Regarding business views of not-for-profit organizations, the survey found that:

  • 73% of all businesses agree that “charities and nonprofits generally improve the quality of life in Canada”.
  • 94% agree that “businesses and nonprofits can mutually benefit from a collaborative relationship”.
  • 74% agree that “most businesses that donate to charity would do so even if they did not get any business benefits in return”.

The survey found that 76% of all businesses donated money to not-for-profit organizations, while 97% of large corporations did so. Large corporations donated a total of $174 million. (The presentation does not provide the donation totals for all businesses.)

One-half of all businesses (51%) donated goods or products, and 72% of large companies did likewise. While 43% of all businesses donated services, 59% of large corporations did so. The estimated value of donated goods, products, or services from large corporations was $96 million.

While only 14% of all businesses provided sponsorships, over one-half of large corporations (59%) did so. Eight percent of all businesses and 26% of large corporations were involved in cause marketing. The value of sponsorships and cause marketing by large corporations was estimated at $64 million.

Thirty percent of businesses contributed to arts and culture organizations, ranking sixth among twelve types of organizations.

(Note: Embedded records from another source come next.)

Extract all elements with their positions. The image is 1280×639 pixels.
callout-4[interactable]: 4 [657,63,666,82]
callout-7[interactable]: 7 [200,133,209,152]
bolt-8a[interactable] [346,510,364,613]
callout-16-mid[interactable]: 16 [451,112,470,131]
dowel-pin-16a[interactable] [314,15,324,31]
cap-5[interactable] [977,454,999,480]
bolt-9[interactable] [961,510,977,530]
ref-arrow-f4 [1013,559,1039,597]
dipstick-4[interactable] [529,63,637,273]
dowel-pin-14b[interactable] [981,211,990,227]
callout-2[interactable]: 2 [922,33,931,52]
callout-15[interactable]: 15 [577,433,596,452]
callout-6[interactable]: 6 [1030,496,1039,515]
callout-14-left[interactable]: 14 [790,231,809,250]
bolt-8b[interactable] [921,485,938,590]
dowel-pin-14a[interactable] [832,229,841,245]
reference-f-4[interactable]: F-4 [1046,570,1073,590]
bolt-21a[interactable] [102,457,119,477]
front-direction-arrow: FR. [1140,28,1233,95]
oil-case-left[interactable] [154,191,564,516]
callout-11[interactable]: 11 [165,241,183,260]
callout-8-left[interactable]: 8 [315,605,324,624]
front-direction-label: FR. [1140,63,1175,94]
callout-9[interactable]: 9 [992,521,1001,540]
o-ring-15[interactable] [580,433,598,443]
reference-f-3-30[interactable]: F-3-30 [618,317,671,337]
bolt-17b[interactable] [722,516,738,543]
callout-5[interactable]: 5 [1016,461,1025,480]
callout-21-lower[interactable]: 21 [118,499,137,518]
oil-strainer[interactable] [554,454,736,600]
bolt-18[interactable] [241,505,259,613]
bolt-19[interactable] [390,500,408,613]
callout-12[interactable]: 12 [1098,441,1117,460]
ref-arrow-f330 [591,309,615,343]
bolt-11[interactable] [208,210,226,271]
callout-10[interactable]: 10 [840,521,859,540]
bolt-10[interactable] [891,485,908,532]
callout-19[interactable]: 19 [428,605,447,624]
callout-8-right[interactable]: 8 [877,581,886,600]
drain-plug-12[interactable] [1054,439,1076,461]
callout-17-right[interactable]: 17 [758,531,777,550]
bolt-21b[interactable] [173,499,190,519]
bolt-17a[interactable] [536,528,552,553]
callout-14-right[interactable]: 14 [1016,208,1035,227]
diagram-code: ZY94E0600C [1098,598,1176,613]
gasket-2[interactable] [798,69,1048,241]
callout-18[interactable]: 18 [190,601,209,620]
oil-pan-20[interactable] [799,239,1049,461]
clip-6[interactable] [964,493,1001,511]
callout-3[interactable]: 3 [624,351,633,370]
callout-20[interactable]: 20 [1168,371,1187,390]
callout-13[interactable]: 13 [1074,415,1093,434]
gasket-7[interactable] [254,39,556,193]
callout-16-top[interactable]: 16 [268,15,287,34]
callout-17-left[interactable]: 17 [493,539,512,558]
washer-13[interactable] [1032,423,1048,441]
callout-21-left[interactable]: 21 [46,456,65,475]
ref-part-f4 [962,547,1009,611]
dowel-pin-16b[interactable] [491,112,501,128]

The five types of not-for-profit organizations to which businesses were most likely to contribute were:

  • Social service organizations (66% of businesses contributed to these organizations).
  • Health organizations (also 66%).
  • Sports and recreation organizations (58%).
  • Hospitals (48%).
  • Public or private schools (36%).

Large corporations perceived some challenges regarding their contributions to not-for-profit organizations, including “difficulty responding to increasing requests” (74% of large corporations identified this challenge), “difficulty measuring the impact on business” (58%), “difficulty managing the expectations of multiple stakeholders” (50%), and “lack of company’s resources” (47%).

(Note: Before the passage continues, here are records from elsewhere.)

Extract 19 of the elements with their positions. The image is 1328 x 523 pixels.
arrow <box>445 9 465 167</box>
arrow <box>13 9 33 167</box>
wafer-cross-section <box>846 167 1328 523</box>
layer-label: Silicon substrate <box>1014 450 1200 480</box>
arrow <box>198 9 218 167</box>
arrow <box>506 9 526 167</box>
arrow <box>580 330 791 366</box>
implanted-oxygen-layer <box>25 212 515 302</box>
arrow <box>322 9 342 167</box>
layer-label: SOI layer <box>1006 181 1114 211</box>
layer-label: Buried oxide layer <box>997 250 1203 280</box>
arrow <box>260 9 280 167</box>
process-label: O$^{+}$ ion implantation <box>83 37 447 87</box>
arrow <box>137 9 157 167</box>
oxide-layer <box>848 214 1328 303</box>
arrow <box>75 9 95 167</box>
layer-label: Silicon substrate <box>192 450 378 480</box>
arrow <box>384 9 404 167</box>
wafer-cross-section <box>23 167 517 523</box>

In order to have greater impact, the presentation recommends that strategies be developed to maximize impact for businesses and the community, new niches for investment be found, and impacts be measured so that contributions can be better targeted.

Summary: 

Based on the same survey of the community investment practices of 1,500 businesses as other reports from Imagine Canada, this presentation provides detailed findings regarding corporate community investment practices, motivations, and challenges. Regarding business views of not-for-profit organizations, the survey found that 73% of all businesses agree that “charities and nonprofits generally improve the quality of life in Canada”.